Cheyenne Baez, 17, was the innocent victim of a Harlem shooting last October when a gunman walked into the courtyard of her mother's apartment at the Jackie Robinson Houses at East 128th Street and Lexington Avenue and opened fire. Tysha Jones, 16, a high school sophomore, died Thursday when a gunman opened fire on the Brighton Beach boardwalk where she had gone to beat boredom and the heat.
When Baez' mother Lisa heard the news she took the three block walk from her apartment on East 128th Street and Lexington Avenue to the building where Jones' mother lives at East 131st Street.
Baez says she felt like it was happening to her all over again.
"I've already walked this road," Baez said Friday at Harlem River Park where Jones mourned with family and friends.
The two women spoke quietly, hugged and shed tears together. And when a reverend led a group of people from the neighborhood in prayer, Baez grabbed Jones' hand, held it up in the air and squeezed tight.
"Cheyenne was my only child. I know exactly what she's going through," Baez said.
Jones said she was too overcome to speak most of the day. She broke down in tears when her turn came to speak about her daughter, the youngest of her four children, at a press conference.
Baez, who said she struggles every day with her daughter's death, couldn't hide her anger and frustration.
"When you do evil to people, you can't get away with it. These monsters can't get away with it," Baez said. Two Harlem men, Boris Brown and Devon Coughman, have been charged in Baez' death.
The irony of these two young girls who were friends both being killed in such a similar manner resonated with a neighborhood still struggling to come to grips with the first shocking murder.
"This is a tight community. Cheyenne lived right down the block and it seems like they just put up a memorial for her" said Jones family friend Audrey Johnson. "They both died by guns. That's something that has to be dealt with."
In a twist, Nilsa Diaz, 57, Cheyenne's godmother, said she was at Brighton Beach the day of the shooting but was in shock when she heard that it was Tysha Jones who had been killed.
"It's like I'm living in a nightmare. Another loved one from my neighborhood is gone," she said.
Barbara Tice, sitting in Harlem River Park, dropped her hand towards the ground as she described how tall Cheyenne and Tysha were when they began dancing in the neighborhood block parties. She described both girls as talented and fun-loving.
Instead of dancing at this year's block party, they'll both be names on the T-shirts recalling those who died.

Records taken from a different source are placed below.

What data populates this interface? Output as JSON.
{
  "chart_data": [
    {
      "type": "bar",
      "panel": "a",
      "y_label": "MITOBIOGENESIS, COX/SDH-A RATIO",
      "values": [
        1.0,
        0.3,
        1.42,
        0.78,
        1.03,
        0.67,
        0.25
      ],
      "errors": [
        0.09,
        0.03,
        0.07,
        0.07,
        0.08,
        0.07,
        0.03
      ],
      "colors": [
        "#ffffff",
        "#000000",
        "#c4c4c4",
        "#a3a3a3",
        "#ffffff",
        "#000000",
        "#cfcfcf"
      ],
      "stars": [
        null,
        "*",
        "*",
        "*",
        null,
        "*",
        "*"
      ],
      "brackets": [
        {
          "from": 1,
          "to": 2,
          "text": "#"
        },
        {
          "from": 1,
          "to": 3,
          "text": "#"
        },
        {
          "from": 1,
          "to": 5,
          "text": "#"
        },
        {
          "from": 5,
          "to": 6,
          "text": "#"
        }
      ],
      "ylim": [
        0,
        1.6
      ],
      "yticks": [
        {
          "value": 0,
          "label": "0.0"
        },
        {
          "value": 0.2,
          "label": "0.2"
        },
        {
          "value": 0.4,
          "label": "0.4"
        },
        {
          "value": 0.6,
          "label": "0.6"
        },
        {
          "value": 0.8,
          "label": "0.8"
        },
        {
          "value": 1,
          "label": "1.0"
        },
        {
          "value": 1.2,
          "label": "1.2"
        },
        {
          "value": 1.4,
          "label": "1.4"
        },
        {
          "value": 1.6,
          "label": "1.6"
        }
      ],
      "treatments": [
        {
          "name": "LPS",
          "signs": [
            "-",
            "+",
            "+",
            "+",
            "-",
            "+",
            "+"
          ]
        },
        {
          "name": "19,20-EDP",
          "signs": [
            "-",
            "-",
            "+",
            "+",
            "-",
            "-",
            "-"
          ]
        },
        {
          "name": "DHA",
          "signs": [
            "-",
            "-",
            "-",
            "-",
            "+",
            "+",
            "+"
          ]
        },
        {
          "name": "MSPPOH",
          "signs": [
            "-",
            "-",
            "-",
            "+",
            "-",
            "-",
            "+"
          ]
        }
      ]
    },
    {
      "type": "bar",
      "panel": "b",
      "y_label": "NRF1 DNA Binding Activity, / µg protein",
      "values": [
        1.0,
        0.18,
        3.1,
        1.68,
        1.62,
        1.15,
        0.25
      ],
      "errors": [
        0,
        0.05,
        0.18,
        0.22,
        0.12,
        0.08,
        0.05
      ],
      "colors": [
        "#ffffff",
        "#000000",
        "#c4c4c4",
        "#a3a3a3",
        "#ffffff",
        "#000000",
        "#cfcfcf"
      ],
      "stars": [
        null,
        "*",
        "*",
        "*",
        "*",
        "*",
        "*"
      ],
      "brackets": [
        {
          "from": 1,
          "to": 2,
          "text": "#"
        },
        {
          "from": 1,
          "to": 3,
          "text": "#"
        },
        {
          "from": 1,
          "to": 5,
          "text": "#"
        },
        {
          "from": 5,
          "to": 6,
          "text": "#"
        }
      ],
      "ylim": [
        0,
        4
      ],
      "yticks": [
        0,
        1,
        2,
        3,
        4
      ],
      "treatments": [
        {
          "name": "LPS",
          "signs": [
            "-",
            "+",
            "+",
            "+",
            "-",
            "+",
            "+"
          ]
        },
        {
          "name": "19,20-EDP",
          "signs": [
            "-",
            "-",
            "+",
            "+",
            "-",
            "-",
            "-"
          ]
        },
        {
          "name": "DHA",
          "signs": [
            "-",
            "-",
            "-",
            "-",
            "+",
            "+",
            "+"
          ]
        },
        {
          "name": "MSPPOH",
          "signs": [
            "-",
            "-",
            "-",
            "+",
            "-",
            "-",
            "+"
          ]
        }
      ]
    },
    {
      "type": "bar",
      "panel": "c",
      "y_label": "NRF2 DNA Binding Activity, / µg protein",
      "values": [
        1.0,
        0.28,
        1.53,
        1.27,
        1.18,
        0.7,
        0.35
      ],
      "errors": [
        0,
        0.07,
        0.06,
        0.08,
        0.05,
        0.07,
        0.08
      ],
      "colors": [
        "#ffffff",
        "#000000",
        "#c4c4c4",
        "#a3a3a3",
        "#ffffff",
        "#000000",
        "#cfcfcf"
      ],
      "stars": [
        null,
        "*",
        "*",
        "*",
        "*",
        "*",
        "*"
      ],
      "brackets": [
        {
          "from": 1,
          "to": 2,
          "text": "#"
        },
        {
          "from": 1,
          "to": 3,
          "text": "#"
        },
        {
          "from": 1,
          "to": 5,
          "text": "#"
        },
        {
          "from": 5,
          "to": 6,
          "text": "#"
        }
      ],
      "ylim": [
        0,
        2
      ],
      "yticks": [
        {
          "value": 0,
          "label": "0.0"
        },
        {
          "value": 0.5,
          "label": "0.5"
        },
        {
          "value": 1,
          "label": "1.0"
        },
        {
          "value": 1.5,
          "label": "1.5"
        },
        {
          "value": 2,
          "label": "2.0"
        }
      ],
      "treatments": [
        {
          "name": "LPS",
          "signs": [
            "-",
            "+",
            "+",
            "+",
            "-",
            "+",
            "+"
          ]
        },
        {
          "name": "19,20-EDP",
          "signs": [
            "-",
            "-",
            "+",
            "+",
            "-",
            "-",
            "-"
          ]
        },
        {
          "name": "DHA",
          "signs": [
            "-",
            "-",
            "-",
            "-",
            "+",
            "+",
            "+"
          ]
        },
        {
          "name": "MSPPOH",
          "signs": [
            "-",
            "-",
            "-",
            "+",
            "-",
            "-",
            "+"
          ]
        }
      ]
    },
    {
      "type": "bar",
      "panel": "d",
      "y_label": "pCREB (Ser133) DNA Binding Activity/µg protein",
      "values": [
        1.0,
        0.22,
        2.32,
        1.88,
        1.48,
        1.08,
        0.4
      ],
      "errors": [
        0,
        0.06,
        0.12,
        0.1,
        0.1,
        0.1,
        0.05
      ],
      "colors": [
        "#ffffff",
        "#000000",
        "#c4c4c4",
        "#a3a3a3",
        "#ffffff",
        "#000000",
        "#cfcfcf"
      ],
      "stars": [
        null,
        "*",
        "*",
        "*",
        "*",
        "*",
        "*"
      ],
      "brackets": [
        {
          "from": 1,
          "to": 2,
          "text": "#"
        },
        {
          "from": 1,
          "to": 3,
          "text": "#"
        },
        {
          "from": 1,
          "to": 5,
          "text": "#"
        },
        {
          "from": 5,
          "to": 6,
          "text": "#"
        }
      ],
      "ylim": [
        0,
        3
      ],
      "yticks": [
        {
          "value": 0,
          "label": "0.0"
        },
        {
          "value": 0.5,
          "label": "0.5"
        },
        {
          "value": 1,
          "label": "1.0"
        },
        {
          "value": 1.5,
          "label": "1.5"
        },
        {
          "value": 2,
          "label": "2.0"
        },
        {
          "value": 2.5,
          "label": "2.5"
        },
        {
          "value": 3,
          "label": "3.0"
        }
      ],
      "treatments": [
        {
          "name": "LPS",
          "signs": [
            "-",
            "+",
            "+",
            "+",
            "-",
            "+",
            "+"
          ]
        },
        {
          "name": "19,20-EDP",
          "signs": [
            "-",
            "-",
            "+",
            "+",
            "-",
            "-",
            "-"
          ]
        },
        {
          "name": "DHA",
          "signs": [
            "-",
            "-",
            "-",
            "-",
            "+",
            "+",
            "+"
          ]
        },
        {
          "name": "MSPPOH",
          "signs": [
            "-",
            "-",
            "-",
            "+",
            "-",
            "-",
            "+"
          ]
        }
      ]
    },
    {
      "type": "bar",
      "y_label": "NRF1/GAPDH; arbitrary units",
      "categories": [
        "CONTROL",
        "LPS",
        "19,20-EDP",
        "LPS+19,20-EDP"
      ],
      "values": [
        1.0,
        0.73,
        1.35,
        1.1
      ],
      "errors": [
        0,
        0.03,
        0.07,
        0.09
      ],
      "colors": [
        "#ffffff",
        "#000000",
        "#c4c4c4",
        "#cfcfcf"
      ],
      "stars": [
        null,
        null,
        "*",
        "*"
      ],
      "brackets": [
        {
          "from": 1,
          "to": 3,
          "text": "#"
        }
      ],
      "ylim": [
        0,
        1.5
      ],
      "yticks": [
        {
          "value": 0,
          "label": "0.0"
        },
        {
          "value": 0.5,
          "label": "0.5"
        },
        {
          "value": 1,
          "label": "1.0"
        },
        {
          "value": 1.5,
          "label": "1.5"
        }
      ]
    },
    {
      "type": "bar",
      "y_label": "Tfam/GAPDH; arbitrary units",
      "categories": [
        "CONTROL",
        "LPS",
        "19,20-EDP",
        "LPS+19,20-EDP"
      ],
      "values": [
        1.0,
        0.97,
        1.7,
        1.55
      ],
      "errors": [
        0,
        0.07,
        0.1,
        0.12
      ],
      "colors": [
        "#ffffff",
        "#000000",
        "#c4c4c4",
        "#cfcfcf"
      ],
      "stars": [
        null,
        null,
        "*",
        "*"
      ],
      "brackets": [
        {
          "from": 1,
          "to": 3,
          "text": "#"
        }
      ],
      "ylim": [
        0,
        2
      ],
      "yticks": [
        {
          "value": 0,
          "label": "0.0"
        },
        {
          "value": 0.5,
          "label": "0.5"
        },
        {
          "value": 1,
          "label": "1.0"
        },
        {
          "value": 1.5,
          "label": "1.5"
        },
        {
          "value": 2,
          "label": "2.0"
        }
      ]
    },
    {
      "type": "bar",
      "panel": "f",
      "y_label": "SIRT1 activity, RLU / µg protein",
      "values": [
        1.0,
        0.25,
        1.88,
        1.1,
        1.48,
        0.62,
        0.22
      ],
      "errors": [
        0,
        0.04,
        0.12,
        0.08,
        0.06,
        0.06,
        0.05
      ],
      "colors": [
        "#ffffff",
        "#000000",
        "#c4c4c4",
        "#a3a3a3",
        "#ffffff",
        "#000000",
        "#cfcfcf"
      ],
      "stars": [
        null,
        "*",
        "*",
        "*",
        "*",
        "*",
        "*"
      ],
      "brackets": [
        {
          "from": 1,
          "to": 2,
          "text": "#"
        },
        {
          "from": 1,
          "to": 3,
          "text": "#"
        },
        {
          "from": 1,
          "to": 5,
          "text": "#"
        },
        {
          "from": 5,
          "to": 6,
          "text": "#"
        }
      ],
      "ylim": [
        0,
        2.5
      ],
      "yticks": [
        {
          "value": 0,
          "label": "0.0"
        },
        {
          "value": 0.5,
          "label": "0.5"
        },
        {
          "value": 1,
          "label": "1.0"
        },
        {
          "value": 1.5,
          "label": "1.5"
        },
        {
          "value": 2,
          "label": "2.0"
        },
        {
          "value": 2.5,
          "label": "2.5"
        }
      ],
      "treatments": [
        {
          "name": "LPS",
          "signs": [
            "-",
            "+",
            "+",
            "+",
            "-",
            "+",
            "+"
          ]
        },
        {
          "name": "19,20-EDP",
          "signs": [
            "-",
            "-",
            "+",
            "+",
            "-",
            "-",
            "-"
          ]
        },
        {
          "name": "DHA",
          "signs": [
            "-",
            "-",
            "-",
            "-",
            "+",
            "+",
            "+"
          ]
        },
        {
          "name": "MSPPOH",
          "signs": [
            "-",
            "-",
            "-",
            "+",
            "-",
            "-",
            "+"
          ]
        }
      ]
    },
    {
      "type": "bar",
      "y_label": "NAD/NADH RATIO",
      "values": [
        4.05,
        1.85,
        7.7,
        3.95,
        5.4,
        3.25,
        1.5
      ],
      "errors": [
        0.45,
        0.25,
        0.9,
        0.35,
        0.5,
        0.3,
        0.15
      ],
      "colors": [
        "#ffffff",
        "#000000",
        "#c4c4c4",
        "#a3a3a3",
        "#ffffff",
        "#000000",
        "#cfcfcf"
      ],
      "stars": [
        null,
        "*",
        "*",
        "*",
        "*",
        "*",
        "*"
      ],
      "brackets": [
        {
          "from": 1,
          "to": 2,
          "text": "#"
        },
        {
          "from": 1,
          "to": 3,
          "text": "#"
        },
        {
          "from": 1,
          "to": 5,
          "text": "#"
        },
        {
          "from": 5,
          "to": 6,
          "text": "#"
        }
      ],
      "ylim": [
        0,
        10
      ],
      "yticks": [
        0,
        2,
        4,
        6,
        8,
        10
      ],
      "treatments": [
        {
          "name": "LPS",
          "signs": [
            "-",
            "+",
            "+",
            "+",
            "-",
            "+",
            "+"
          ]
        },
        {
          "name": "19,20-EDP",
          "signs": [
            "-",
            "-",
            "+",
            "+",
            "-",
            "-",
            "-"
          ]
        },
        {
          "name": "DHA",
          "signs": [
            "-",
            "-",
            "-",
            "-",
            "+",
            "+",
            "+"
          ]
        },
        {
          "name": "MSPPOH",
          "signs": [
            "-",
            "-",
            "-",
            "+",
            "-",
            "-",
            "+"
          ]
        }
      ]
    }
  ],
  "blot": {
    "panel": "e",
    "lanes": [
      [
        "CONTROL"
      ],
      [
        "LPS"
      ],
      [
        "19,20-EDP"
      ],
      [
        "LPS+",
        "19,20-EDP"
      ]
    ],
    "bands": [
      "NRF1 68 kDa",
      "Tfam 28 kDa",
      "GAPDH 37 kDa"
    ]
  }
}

"They should both still be here," Tice said.
In front of Tysha Jones' building, next to a growing memorial, Iesha Sekou, founder of Street Corner Resources, sat with Jones' young cousin Kamora Allen, 7.
Both were writing notes. Kamora was scribbling a note to her cousin while Sekou was writing a list of things the community could do to combat gun violence. After three years of showing up at these sort of memorials, Sekou said she was tired.
"It hasn't even been an entire year since Cheyenne was killed. The proximity of these two girls tells you how frequently this sort of thing happens." said Sekou.
"The doors of the people this happens to will continue to come closer and closer until we do something about it. We have to take action before it's on our own doorstep," she said.